Introduction to Ultralight Airplanes

Choosing a Paragliding School

Your teacher, your interest's sail

I believe that throughout our lives, teachers and coaches play a key role in defining our interests. I mean think about it, when you were 7 and you loved Math and hated English, was it because you as a 7-year-old student could differentiate between your capabilities and creativity in each?! Sure not, it was because Miss. Jefferson the Math teacher was an angel and Mr. Harley the English teacher was a demon!

3 good reasons to pay for a paragliding lesson

Unlike many other sports, paragliding is not a self-learning sport by any means. You can't just buy the gear and go up in the air in no time! Basically you need an instructor to do 3 things:

  1. To introduce you to the sport and help you try it by yourself for the first time. Maybe you will not find it as easy or joyful as it was on TV!

  2. To make sure you are safe up there and monitor your errors that could be fatal sometimes. Note that we are not talking about twisting ankles here; it could be your neck!

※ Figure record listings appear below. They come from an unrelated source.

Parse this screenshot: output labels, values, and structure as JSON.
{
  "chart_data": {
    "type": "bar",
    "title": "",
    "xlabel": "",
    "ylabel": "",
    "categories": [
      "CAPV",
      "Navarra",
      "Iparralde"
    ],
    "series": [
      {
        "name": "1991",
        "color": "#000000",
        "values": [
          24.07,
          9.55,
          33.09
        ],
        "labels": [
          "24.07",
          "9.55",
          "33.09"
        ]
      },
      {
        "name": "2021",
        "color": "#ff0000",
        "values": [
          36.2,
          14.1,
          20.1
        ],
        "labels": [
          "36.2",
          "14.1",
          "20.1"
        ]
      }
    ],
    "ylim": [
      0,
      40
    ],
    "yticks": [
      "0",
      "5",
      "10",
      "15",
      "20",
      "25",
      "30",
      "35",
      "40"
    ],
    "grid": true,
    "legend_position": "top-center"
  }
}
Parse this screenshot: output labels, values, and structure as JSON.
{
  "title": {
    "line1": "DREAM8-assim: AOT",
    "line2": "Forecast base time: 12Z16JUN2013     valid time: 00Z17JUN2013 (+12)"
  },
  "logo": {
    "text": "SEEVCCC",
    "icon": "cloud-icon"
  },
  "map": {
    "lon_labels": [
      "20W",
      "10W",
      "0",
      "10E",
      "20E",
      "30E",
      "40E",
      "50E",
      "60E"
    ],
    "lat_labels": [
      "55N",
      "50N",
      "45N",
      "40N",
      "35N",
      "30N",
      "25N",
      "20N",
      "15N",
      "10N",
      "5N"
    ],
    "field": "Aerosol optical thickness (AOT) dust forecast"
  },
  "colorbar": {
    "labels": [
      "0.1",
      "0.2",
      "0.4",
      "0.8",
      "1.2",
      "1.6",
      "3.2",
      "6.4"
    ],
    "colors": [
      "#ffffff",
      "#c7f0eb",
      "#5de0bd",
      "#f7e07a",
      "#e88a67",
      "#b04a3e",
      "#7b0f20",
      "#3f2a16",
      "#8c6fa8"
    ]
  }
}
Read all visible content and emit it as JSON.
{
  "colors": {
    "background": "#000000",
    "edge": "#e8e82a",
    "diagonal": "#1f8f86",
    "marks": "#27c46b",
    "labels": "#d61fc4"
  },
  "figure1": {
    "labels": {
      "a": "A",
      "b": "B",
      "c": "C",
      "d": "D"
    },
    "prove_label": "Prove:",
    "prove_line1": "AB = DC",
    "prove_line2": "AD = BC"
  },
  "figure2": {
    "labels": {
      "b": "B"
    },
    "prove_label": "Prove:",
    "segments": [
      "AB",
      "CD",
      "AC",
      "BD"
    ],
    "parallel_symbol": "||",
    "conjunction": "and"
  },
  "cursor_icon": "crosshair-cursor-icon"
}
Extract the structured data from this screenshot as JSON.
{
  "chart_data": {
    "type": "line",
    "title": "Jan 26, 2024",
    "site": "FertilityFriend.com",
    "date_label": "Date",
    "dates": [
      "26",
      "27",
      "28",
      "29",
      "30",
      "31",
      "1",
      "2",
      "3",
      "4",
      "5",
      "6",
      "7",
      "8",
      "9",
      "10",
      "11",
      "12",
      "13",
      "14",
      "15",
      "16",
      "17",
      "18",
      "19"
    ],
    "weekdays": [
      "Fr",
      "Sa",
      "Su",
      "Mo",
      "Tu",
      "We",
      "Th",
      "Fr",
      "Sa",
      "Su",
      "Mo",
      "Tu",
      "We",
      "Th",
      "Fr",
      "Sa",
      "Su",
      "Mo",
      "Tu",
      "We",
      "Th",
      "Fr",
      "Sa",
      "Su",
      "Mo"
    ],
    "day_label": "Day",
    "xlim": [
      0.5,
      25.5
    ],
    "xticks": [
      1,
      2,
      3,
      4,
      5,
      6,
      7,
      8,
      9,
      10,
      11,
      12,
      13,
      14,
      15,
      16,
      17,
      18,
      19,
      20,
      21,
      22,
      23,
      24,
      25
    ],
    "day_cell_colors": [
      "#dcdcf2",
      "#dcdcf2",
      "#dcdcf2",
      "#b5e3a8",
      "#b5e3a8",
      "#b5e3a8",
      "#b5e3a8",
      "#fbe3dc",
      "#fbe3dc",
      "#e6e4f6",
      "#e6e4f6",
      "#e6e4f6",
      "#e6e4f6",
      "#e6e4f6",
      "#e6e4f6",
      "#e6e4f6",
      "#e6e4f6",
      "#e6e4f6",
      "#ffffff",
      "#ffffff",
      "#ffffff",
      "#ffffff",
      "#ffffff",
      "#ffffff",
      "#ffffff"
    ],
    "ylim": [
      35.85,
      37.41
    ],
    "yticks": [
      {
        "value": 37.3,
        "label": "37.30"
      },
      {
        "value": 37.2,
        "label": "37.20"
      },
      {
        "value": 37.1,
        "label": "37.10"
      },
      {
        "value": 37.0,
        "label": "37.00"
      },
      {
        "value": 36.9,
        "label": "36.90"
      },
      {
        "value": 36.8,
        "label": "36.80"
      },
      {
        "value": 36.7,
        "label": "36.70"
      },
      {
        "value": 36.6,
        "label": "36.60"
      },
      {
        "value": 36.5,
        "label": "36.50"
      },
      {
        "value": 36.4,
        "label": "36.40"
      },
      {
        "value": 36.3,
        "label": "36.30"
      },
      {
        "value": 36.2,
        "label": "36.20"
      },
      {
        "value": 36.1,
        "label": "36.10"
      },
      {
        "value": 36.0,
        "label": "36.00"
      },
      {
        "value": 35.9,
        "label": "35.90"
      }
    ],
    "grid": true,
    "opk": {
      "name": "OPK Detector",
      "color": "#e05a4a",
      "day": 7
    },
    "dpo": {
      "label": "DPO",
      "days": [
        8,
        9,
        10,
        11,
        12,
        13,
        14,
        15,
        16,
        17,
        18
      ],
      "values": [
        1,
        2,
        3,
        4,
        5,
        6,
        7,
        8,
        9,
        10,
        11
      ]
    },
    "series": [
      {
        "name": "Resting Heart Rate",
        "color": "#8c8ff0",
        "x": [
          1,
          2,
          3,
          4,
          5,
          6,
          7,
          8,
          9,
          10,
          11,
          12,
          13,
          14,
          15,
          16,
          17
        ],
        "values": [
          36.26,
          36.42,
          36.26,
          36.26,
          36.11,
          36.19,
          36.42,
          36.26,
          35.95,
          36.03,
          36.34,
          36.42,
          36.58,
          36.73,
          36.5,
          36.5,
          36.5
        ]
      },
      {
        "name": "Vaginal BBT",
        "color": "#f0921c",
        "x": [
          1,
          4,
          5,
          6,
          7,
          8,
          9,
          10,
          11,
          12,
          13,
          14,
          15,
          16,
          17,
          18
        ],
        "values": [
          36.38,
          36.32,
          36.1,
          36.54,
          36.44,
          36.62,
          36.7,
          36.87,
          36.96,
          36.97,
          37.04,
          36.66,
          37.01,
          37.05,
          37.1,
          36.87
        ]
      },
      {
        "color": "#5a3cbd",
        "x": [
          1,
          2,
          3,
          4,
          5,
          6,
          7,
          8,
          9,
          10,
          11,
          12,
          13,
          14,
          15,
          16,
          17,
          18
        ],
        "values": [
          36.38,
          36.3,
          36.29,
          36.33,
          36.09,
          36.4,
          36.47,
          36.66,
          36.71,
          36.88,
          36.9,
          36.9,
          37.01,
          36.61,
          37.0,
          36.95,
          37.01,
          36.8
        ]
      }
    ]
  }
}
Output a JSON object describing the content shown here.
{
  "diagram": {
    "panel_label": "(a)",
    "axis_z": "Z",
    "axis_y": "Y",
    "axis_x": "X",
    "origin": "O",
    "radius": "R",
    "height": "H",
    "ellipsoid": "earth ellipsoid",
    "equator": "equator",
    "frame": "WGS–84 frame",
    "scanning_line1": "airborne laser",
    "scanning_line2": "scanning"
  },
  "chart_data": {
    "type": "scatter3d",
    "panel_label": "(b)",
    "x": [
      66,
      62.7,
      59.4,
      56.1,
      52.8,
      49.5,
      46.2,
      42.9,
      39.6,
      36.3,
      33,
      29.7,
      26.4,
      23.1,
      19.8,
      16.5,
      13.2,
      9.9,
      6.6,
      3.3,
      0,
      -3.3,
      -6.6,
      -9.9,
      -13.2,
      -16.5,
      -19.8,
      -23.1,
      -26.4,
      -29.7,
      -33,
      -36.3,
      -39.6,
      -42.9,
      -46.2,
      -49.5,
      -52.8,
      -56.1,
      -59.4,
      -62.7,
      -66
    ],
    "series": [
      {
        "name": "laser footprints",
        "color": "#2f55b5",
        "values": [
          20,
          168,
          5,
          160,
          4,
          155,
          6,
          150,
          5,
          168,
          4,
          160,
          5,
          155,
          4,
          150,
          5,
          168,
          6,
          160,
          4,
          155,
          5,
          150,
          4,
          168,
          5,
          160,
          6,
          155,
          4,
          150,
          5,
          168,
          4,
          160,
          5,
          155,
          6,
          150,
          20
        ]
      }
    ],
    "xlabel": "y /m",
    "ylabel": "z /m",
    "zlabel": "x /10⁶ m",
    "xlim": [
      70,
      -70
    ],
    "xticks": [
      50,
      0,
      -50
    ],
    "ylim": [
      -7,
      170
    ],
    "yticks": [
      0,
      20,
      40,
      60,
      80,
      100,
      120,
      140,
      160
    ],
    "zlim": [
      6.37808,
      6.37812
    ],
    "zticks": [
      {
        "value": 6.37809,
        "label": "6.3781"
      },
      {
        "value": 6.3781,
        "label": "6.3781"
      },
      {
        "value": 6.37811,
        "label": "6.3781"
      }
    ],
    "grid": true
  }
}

  3. To give you the license

License?! Like a "flying license"?!

Oh yes, considering that you are in the USA allow me to tell you this. Paragliding is an 'air' sport, therefore it is regulated under the Federal Aviation Regulations which state that you do not need a license to fly.

But... some states have specific flying policies. For instance, to fly in certain cities or regions you have to take a training course which will ultimately award you a license.

This license is called the Novice program and it follows the recommendations and guidelines of an association called USHGA (United States Hang Gliding Association). You can take classes in the first part (Para 1) which will allow you spread your wings then the other parts (Para 2 and 3) in case you want to get more into the depth.

If you are not in the USA you may eventually not need a license, but I wouldn't rely on that.

How much does it cost?

Almost all paragliding schools give you a one or two-day introductory class for $200-$400 in order to get your feet wet. This class is very important as it helps you decide whether or not to go on with this school/instructor or with paragliding as a whole.

After you decide to proceed to Para 1 you will probably pay from $300-$400 for the 2-days program which will give you the basic license.

Para 2 and is a bit more expensive, ranging from $1500 to $3000. Also you need up to 2 weeks in order to finish it.

How to find a good paragliding school?

Like any school, a quick pre-visit to the school's website, 'training hill' or office will tell you a lot about what you are getting in return of your money. Here are some points to inquire about:

  • The USHGA rating of the instructors (yep, they do have ratings for instructors as well as pilots and the highest of all is called 'Advanced Tandem Instructor').

  • The number of hours per each class and the training days. In case the school is in a region which is subject to climate changes, expect that the course duration may take more than planned. Some schools have a 'back up hill' in case the wind direction or speed change!

  • Instructor:Pilots ratio. This is a very important factor in the price differences between schools and between packages in each school.

  • Availability of DVDs or handouts.

  • Last but not least, the friendliness of the instructor!